The Center for Data Innovation recently spoke with Julie Stanford, CEO of eDNA Explorer, a California-based company developing an AI-powered platform that uses environmental DNA and mapping data to monitor biodiversity and ecosystem health. Stanford explained how the platform analyzes genetic traces from soil and water samples, combines them with geospatial data, and uses AI tools to identify species, track environmental change, and generate ecological insights.
David Kertai: What does eDNA Explorer offer?

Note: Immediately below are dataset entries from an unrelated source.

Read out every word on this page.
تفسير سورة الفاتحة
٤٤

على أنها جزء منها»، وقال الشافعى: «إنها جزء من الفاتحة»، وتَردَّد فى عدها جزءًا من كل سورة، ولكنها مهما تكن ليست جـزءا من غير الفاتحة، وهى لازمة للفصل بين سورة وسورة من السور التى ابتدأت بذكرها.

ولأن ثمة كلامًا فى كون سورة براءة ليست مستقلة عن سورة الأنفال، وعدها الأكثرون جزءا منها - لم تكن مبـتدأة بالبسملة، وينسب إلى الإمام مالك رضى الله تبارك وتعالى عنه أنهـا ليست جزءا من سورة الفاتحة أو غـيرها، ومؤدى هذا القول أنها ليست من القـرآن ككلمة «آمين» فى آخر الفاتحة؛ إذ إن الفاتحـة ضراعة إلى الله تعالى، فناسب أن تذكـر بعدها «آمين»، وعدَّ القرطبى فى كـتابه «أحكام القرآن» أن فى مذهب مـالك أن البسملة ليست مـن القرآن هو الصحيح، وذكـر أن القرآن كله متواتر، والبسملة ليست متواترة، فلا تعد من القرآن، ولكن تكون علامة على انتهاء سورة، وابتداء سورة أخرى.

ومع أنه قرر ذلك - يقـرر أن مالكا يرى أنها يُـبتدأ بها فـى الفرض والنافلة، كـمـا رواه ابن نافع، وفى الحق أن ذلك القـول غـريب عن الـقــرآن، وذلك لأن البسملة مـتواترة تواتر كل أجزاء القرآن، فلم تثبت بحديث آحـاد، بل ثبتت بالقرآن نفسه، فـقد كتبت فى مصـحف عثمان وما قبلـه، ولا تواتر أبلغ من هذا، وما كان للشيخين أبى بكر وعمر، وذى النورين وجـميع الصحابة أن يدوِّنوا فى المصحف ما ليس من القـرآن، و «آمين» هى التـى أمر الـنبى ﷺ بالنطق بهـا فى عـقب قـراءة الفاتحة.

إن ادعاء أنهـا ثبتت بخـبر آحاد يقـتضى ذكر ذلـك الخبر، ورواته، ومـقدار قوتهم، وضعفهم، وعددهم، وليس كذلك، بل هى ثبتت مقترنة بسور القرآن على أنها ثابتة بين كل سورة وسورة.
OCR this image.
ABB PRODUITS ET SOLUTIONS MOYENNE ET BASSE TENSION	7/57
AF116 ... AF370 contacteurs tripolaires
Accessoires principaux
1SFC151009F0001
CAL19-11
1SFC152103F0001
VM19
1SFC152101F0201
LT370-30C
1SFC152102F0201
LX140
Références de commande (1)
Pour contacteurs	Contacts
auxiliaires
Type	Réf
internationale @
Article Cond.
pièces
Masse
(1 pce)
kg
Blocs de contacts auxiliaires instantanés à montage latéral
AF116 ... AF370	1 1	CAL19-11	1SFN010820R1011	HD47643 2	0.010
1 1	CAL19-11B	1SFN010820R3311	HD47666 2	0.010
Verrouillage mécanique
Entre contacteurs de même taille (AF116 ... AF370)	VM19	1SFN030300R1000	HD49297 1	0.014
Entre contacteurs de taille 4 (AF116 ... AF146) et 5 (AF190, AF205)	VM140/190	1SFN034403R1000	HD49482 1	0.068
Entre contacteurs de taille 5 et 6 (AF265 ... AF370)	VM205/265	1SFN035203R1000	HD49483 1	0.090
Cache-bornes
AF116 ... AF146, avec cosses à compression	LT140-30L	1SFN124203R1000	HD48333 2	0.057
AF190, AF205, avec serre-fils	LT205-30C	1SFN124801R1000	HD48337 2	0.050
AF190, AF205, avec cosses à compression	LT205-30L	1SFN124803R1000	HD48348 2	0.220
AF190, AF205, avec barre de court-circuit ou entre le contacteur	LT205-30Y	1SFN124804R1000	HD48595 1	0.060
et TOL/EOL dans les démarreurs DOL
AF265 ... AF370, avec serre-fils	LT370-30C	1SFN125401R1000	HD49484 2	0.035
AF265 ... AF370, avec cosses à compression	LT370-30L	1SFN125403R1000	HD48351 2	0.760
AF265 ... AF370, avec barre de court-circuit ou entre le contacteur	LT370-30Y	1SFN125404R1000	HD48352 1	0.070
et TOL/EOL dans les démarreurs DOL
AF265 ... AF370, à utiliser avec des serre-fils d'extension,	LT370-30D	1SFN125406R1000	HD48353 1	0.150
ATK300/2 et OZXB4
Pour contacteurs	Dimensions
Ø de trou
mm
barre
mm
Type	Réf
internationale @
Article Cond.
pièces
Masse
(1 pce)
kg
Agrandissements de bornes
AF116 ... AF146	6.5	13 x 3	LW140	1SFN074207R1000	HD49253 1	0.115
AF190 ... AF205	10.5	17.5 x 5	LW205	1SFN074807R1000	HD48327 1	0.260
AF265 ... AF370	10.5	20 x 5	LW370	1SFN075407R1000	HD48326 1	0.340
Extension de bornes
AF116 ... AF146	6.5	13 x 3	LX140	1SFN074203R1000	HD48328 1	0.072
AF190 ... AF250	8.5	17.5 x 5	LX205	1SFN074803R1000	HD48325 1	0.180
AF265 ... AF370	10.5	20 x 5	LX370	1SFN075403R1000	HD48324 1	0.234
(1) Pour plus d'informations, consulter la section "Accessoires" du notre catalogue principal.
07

Julie Stanford: Many organizations today struggle to understand ecosystem health because traditional biodiversity monitoring is slow, expensive, and often incomplete. Field surveys can miss rare or difficult-to-detect species, lab workflows can take months, and fragmented data makes it hard to track how environmental conditions change over time. As a result, conservation groups, land managers, governments, and sustainability teams often lack the timely information they need to guide restoration projects, verify environmental claims, or meet emerging reporting requirements.
eDNA Explorer addresses these challenges with an AI-powered platform that analyzes environmental DNA, or eDNA, alongside mapping and environmental data to generate biodiversity insights. Environmental DNA refers to tiny traces of genetic material that organisms leave behind in soil or water through skin cells, waste, hair, or other biological material. Instead of sending teams into the field to visually search for species one by one, a single soil or water sample can reveal hundreds of organisms at once.
Our platform streamlines planning, sampling, lab coordination, and data processing, then uses AI tools to interpret results and highlight meaningful ecological patterns. In turn, we give organizations a fast, clear view of species presence, ecosystem trends, and management priorities in a format that supports confident, data-driven decisions.
Kertai: How does eDNA identify what species are present in an ecosystem?
Stanford: Environmental DNA acts like a genetic fingerprint that organisms leave behind through shed skin and other biological traces. When we collect a soil or water sample, we capture those fragments from the surrounding environment. Lab tools then read the genetic code in the sample, revealing which organisms recently interacted with that ecosystem, from animals like salamanders to tiny fungi that traditional surveys often overlook.
Our AI-powered platform processes these DNA sequences and compares them against large genetic databases containing known species information. By automating this comparison, we quickly generate a comprehensive list of organisms present in the area. This provides a fast, non-invasive way to survey entire biological communities using only a small amount of soil or water.
Kertai: How does your platform combine DNA data with mapping tools to monitor ecosystems?
Stanford: We combine eDNA results with geospatial, or location-based, data to show where and when species appear across a landscape. By integrating our findings with Google Earth Engine and project-specific environmental information, we place each species detection in context. This helps land managers see biodiversity patterns, understand how environmental conditions or human activity influence species communities, and track ecosystem changes. The result is a clear, map-based view of ecosystem health that supports restoration planning, conservation efforts, and long-term environmental management.
Kertai: How does your AI platform enhance or improve the accuracy of biodiversity monitoring?
Stanford: Our AI tools analyze large, complex datasets to uncover ecological patterns that are difficult to detect manually. We use these models to identify the most important environmental variables, estimate which species are likely present in areas with limited sampling data, reveal relationships among organisms, and automatically generate ecosystem health indicators. These capabilities turn species lists into more meaningful measures of ecosystem stability and change.
As our dataset grows, our predictive models will help forecast biodiversity trends and identify the drivers behind species decline in specific areas. This shifts biodiversity monitoring from a reactive process to a more proactive one, helping organizations anticipate changes, allocate resources more effectively, and choose conservation strategies with a higher likelihood of success.
Kertai: What’s your vision for the future of eDNA Explorer?
Stanford: We want biodiversity insight to become as accessible and routine as checking the weather. Our long-term vision is a platform that delivers fast, accurate ecological intelligence to anyone managing land or environmental risk. We are already expanding the system with AI-powered tools that help users answer questions related to restoration, wildfire resilience, and forest productivity. Ultimately, we want to provide organizations with the information they need to slow species loss, strengthen ecosystem management, and make better environmental decisions at scale.